I have learned to accept friendship that comes into my mess, into a house that may be almost sterile but is always messy, too. I have learned that true friends want a spot on my couch more than a spotless me. I’ve learned that the best friendships don’t see dishes in the sink. Best friends come and sit on your front porch when you can’t even let them in the house. They bring you coffee and swing on the porch swing and listen to a mama trying to normalize her baby’s open heart surgery tomorrow.
This house has brought me to a kicking and screaming humble. Of accepting that I’m not the most or the best because of where I live. Or what I drive. Or how much I weigh. Or where I buy my clothes.
This house has taught me patience. Or maybe that was just these years wandering through the desert. In this tabernacle. Of always having just enough, and learning how to say thank you and be grateful and have that be enough.
And this house has taught me to trust.

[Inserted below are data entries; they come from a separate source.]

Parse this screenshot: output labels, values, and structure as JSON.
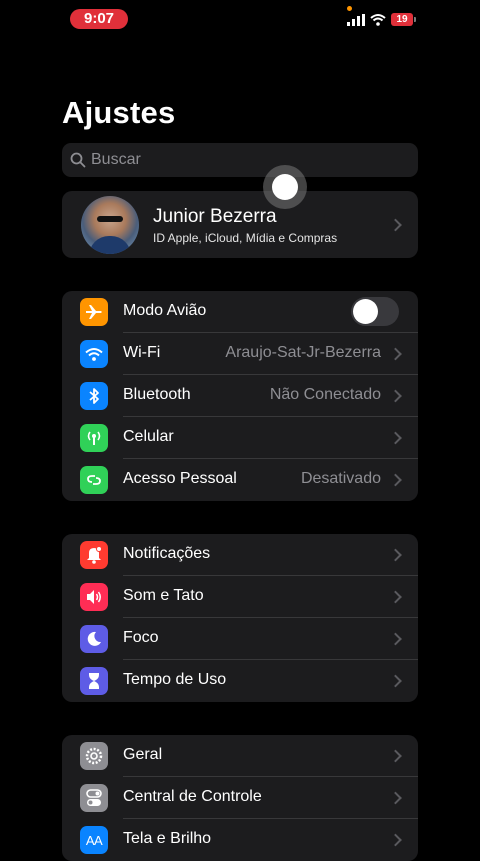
{
  "status_bar": {
    "time": "9:07",
    "battery": "19"
  },
  "title": "Ajustes",
  "search": {
    "placeholder": "Buscar"
  },
  "profile": {
    "name": "Junior Bezerra",
    "subtitle": "ID Apple, iCloud, Mídia e Compras"
  },
  "groups": [
    {
      "rows": [
        {
          "label": "Modo Avião",
          "value": "",
          "icon": "airplane-icon",
          "color": "#ff9500",
          "toggle_on": false
        },
        {
          "label": "Wi-Fi",
          "value": "Araujo-Sat-Jr-Bezerra",
          "icon": "wifi-icon",
          "color": "#0a84ff"
        },
        {
          "label": "Bluetooth",
          "value": "Não Conectado",
          "icon": "bluetooth-icon",
          "color": "#0a84ff"
        },
        {
          "label": "Celular",
          "value": "",
          "icon": "antenna-icon",
          "color": "#30d158"
        },
        {
          "label": "Acesso Pessoal",
          "value": "Desativado",
          "icon": "hotspot-icon",
          "color": "#30d158"
        }
      ]
    },
    {
      "rows": [
        {
          "label": "Notificações",
          "value": "",
          "icon": "bell-icon",
          "color": "#ff3b30"
        },
        {
          "label": "Som e Tato",
          "value": "",
          "icon": "speaker-icon",
          "color": "#ff2d55"
        },
        {
          "label": "Foco",
          "value": "",
          "icon": "moon-icon",
          "color": "#5e5ce6"
        },
        {
          "label": "Tempo de Uso",
          "value": "",
          "icon": "hourglass-icon",
          "color": "#5e5ce6"
        }
      ]
    },
    {
      "rows": [
        {
          "label": "Geral",
          "value": "",
          "icon": "gear-icon",
          "color": "#8e8e93"
        },
        {
          "label": "Central de Controle",
          "value": "",
          "icon": "switches-icon",
          "color": "#8e8e93"
        },
        {
          "label": "Tela e Brilho",
          "value": "",
          "icon": "text-size-icon",
          "color": "#0a84ff",
          "icon_text": "AA"
        }
      ]
    }
  ]
}
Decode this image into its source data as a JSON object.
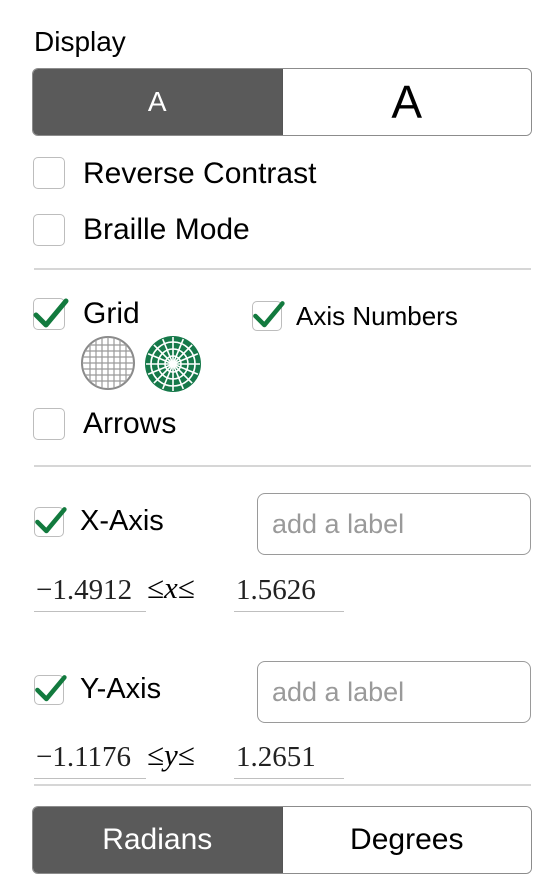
{
  "display": {
    "heading": "Display",
    "text_size": {
      "small_label": "A",
      "large_label": "A",
      "selected": "small"
    }
  },
  "options": {
    "reverse_contrast": {
      "label": "Reverse Contrast",
      "checked": false
    },
    "braille_mode": {
      "label": "Braille Mode",
      "checked": false
    },
    "grid": {
      "label": "Grid",
      "checked": true
    },
    "axis_numbers": {
      "label": "Axis Numbers",
      "checked": true
    },
    "arrows": {
      "label": "Arrows",
      "checked": false
    }
  },
  "grid_styles": [
    {
      "name": "cartesian",
      "selected": false
    },
    {
      "name": "polar",
      "selected": true
    }
  ],
  "x_axis": {
    "label": "X-Axis",
    "checked": true,
    "label_placeholder": "add a label",
    "min": "−1.4912",
    "max": "1.5626",
    "variable": "x",
    "leq": "≤"
  },
  "y_axis": {
    "label": "Y-Axis",
    "checked": true,
    "label_placeholder": "add a label",
    "min": "−1.1176",
    "max": "1.2651",
    "variable": "y",
    "leq": "≤"
  },
  "angle_units": {
    "radians_label": "Radians",
    "degrees_label": "Degrees",
    "selected": "radians"
  },
  "colors": {
    "check_green": "#127a3e",
    "active_segment": "#5a5a5a",
    "polar_green": "#16794a"
  }
}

To believe that God can break hardwoods to provide a new kitchen. That He provides in ways that don’t make sense. That where He wants us to go, He carves out a way.
This house has seen my deepest grief and highest joys, cradled my two living sons, and provided all the hard clay soil any grieving mama could ever need to shovel the sadness straight out of a heart. Every inch of garden dug in sorrow now buds in gratitude.
And on the eve of leaving this house, I marvel that so much life can be lived and so many lessons learned in 1600 square feet. I marvel that so much of what we thought would come, didn’t. That so much of what we thought was a given, wasn’t. That the people we thought we would always have can be taken from us. And that no matter what we brave, God is always with us.
So I leave with a decade of memories and a heart full. And I ask God to bless this house, for all the blessing and shelter and lesson it has been to us. May it be all that and more for the next family. And may God’s Spirit linger here, and lead us on.
Lead us on, to greener pastures for two growing boys. Lead us on, to an easier way and brighter days.